The recipe below is dairy free but you can sub in butter for the oil, and whole milk in place of cashew milk. The hot dogs are completely dairy free though so it works fully for people who need that! You can also add in extra veggies. We love it with steamed peas, or corn cut off the cob into the sauce, or some spinach stirred in to wilt it right before serving.
For 4 servings
3T olive or avocado oil
A clove of garlic
4T sprouted whole spelt flour (or any whole wheat flour)
3-4 cups cashew milk
Pink salt to taste
4T nutritional yeast
12-160z lb dry pasta
Freshly cracked black pepper
4-6 Applegate Hot Dogs
Cook your pasta according to its instructions. This sauce takes about as long to make as most pasta takes to cook which makes it a quick and easy meal!
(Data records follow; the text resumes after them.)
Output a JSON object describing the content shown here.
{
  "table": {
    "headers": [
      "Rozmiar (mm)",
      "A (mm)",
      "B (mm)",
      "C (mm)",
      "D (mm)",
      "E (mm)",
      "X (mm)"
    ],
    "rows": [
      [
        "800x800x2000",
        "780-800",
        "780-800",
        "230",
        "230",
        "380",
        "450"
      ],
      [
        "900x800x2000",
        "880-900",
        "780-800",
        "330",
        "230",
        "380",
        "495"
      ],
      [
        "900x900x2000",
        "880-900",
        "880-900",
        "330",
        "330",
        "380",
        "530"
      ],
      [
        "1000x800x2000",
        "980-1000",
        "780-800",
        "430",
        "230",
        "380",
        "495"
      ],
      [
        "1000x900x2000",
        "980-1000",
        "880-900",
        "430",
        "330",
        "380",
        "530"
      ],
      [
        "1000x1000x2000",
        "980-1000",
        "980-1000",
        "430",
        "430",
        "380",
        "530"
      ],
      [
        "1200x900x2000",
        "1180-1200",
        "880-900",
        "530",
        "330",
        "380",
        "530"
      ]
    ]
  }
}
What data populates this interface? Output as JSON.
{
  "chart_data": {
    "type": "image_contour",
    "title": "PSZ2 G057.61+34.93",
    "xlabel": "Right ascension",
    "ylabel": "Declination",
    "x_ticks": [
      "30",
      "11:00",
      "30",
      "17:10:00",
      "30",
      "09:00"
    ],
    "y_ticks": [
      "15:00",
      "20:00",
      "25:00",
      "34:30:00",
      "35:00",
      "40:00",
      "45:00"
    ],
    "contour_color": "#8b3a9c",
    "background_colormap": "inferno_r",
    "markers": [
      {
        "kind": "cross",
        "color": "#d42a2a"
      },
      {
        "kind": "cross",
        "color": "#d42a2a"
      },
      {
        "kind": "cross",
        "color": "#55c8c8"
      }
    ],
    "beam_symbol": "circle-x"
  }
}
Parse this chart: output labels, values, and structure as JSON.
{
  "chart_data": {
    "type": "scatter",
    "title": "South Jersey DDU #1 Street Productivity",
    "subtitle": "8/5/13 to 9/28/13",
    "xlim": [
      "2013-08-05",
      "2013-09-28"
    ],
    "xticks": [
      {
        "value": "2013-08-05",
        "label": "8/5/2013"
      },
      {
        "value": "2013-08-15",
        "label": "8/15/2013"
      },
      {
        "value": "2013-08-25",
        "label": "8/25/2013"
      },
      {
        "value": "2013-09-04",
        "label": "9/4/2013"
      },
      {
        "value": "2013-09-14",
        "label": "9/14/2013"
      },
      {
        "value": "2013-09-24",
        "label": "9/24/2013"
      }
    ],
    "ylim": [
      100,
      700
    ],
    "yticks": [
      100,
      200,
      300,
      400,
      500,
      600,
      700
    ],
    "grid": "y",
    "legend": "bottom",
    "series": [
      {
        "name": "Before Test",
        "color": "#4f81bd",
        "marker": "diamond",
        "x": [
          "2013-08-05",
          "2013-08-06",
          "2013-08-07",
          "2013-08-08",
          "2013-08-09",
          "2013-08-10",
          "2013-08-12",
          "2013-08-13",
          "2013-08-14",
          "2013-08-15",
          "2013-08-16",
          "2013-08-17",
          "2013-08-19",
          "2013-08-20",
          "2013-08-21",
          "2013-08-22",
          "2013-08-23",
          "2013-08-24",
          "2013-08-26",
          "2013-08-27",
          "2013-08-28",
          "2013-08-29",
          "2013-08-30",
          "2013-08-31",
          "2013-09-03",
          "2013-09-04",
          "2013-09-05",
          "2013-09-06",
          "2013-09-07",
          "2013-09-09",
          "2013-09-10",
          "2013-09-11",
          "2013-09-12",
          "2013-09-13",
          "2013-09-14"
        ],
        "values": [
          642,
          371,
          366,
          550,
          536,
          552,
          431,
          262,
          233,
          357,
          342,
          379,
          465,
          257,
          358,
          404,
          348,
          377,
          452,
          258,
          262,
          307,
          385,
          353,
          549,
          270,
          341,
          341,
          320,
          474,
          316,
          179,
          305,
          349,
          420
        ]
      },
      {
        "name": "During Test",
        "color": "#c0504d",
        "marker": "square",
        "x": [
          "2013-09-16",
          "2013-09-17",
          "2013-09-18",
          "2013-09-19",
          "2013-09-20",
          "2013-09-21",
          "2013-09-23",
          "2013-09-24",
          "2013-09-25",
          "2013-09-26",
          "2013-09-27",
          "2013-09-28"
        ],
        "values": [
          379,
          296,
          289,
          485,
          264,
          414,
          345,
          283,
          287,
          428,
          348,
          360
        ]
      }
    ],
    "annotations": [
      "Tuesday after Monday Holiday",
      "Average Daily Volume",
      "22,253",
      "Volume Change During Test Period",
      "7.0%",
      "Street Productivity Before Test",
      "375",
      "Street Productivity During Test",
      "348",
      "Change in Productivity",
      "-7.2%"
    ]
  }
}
In a large skillet or saucepan, heat the oil over a low heat. Press the garlic and add it to the oil and stir until it’s softened, about 2-3 minutes. Turn the heat right down and stir the flour into the oil to create a paste (a ‘roux’.) Using a whisk add a ¼ cup of the cashew milk and mix it into the roux really well so there are no lumps, add another ¼ cup and whisk again. Keep adding until the mixture starts to thin a little, then warm up the heat again. Keep adding the milk bit by bit, mixing it in really well. The heat will begin to thicken up the sauce as you add the milk in. Once you have a more liquid sauce after most of the milk is added, let the sauce just bubble to cook it then add in the remainder of the milk again bit my bit. Start with 3 cups of milk but add in more to reach your desired consistency. Remember it will thin slightly when you add the pasta.
Once all your milk is added chop the hot dogs (remember to slice them lengthwise first if you’re feeding to smaller children to avoid a choking hazard!) and stir them into the hot sauce. Let them heat through for a couple of minutes then stir in the nutritional yeast to give it a wonderful cheesiness, then add in salt and pepper to taste. Spoon in 12-16 oz of freshly cooked pasta (we use whole grain einkorn pasta but take your pick!) adding some of the pasta cooking water if the sauce needs thinning a little, and then stir everything through to combine. Serve it up with another twist of freshly cracked black pepper on top!
Fun fact: The sound of mac n cheese being stirred is one of my favourites on earth… anyone know what I’m talking about?!